Among Wolfe's many well-regarded works was 1968's The Electric Kool-Aid Test, which is probably his most iconic work within the music world, as it's one of the most famous profiles of Ken Kesey and his Merry Pranksters' acid tests, for which Kesey traveled the country in his psychedelic "Furthur" bus with The Grateful Dead and other notable hippies and beatniks. From a review on The Guardian of the book:

The structure of the book is complex; the style is a triumph of stylistic art, in the old manner of setting style to subject. It should not be dismissed as sociological fashion writing, neither should it be put aside as yesterday's thing. What Wolfe is talking about is the fundamental way in which American society changed in the mid-1960s.

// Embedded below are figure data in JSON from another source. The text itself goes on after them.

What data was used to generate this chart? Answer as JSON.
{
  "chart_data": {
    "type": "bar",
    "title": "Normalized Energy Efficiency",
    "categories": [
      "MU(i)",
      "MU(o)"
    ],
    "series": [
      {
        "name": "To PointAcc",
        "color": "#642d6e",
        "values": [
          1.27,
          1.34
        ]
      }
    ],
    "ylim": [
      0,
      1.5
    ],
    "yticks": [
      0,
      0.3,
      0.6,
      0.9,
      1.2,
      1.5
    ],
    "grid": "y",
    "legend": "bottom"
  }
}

Nobody before had attempted to explain so fully the how and why of the hallucinogens with such art and such painstaking care to detail and social accuracy. The book, for example, explains the sudden change of the Beatles' music; they had absorbed the Californian acid rock music. On a more serious level no one else has attempted such a serious appraisal of what it is about LSD which makes the experience seem so valuable yet be so incommunicable.

Tom also wrote The Right Stuff (about the Project Mercury astronauts in the initial U.S. space program) and '80s-skewering The Bonfire of the Vanities. Rest in peace, Tom. You'll be missed.